WRECKLESS Eric has a new album of songs ready for recording, much to his surprise, as he leaves behind his new Norfolk home for a solo gig at Fibbers in York tomorrow night.

"I've got a lot of new material now, having not been into writing for a while," says the rock maverick, who is linked indelibly with Whole Wide World from 25 years ago.

"I think it was after writing my book his imminent autobiography A Hundred Thousand Words, and I reckoned that if Travis wanted to write songs, I didn't want to write any more because it was all about that thing of being worthy.

"My good friend Annie Nightingale, the DJ, said to me 'the thing about writing songs is that it gets in the way of making music', and that's why I like dance things instead, because with songs you have to rehearse them and work with a band and I couldn't see a way of getting to something interesting out of that. That's why I took to making films."
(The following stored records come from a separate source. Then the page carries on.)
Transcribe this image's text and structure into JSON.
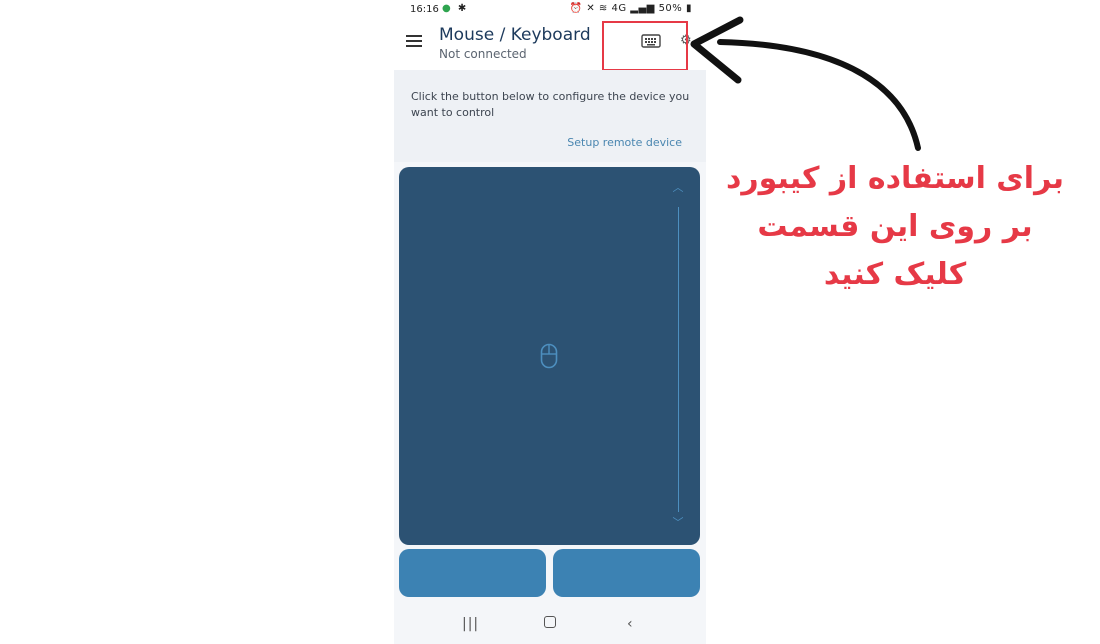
{
  "status_bar": {
    "time": "16:16",
    "battery": "50%",
    "signal_text": "4G"
  },
  "app_bar": {
    "title": "Mouse / Keyboard",
    "subtitle": "Not connected",
    "menu_icon": "hamburger-menu-icon",
    "keyboard_icon": "keyboard-icon",
    "settings_icon": "gear-icon"
  },
  "info_card": {
    "message": "Click the button below to configure the device you want to control",
    "action_label": "Setup remote device"
  },
  "touchpad": {
    "center_icon": "mouse-icon",
    "scroll_up_icon": "chevron-up-icon",
    "scroll_down_icon": "chevron-down-icon"
  },
  "nav_bar": {
    "recent_icon": "recent-apps-icon",
    "home_icon": "home-icon",
    "back_icon": "back-icon"
  },
  "annotation": {
    "lines": [
      "برای استفاده از کیبورد",
      "بر روی این قسمت",
      "کلیک کنید"
    ],
    "color": "#e63946"
  },
  "colors": {
    "touchpad_bg": "#2c5273",
    "mouse_button_bg": "#3c82b3",
    "accent_link": "#4a86b0"
  }
}
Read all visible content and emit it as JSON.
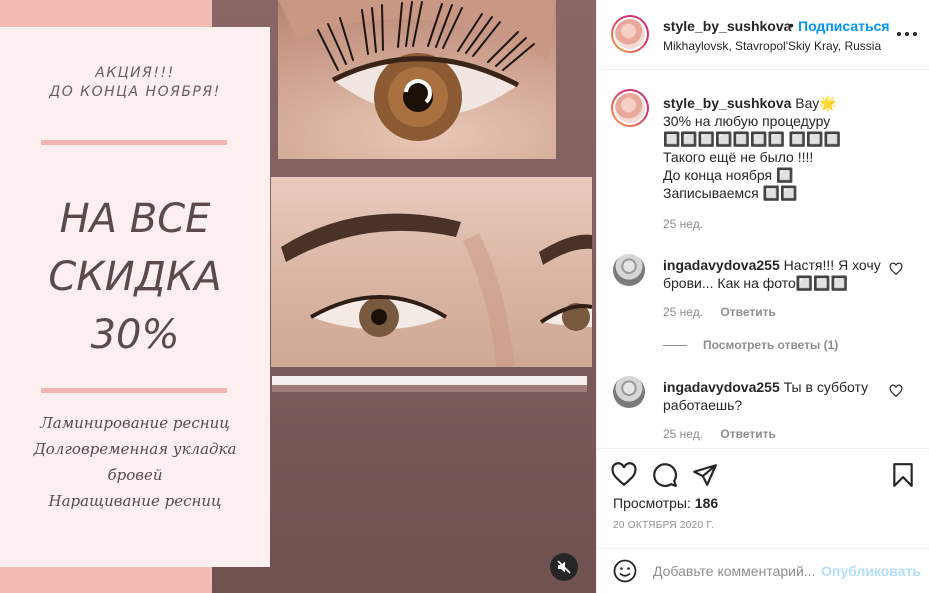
{
  "media": {
    "promo_small_line1": "АКЦИЯ!!!",
    "promo_small_line2": "ДО КОНЦА НОЯБРЯ!",
    "promo_big_line1": "НА ВСЕ",
    "promo_big_line2": "СКИДКА",
    "promo_big_line3": "30%",
    "services": [
      "Ламинирование ресниц",
      "Долговременная укладка",
      "бровей",
      "Наращивание ресниц"
    ],
    "colors": {
      "pink": "#f2bcb4",
      "card": "#fbeff0",
      "mauve": "#8a6767"
    },
    "mute_icon": "speaker-muted-icon"
  },
  "header": {
    "username": "style_by_sushkova",
    "separator": "•",
    "follow_label": "Подписаться",
    "location": "Mikhaylovsk, Stavropol'Skiy Kray, Russia",
    "more_icon": "more-options-icon"
  },
  "caption": {
    "username": "style_by_sushkova",
    "line1": "Вау🌟",
    "line2": "30% на любую процедуру 🔲🔲🔲🔲🔲🔲🔲 🔲🔲🔲",
    "line3": "Такого ещё не было !!!!",
    "line4": "До конца ноября 🔲",
    "line5": "Записываемся 🔲🔲",
    "time": "25 нед."
  },
  "comments": [
    {
      "username": "ingadavydova255",
      "text": "Настя!!! Я хочу брови... Как на фото🔲🔲🔲",
      "time": "25 нед.",
      "reply_label": "Ответить"
    },
    {
      "username": "ingadavydova255",
      "text": "Ты в субботу работаешь?",
      "time": "25 нед.",
      "reply_label": "Ответить"
    }
  ],
  "view_replies_label": "Посмотреть ответы (1)",
  "actions": {
    "views_label": "Просмотры:",
    "views_count": "186",
    "date": "20 ОКТЯБРЯ 2020 Г.",
    "icons": [
      "heart-icon",
      "comment-icon",
      "share-icon",
      "bookmark-icon"
    ]
  },
  "add_comment": {
    "placeholder": "Добавьте комментарий...",
    "publish_label": "Опубликовать",
    "accent": "#0095f6"
  }
}
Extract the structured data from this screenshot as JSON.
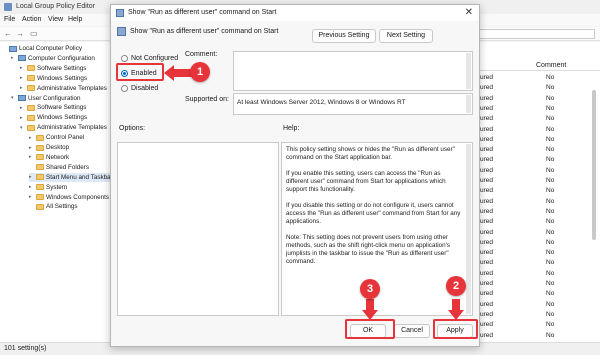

Nevertheless, having returned to England after nine years in France, Eric has written a raft of songs, and the Fibbers audience can expect to hear a selection on his return to Yorkshire, the scene of his milk-teeth days in music.

When studying art and sculpture at Hull College of Art, he had played in the now legendary Hull band Addis and the Flip Tops in the mid-1970s

"I'm really proud of that band but everyone hated us, which is why I still can't play in Hull," he says, recalling those pre-punk days. "We had a bad attitude, we couldn't play, so we used to get beaten up in the car park. I don't think we ever played the same place twice."

Fibbers, however, always welcomes Eric with Wreckless abandon. Tickets for tomorrow are £5 in advance, £6 on the door. Tell the whole wide world.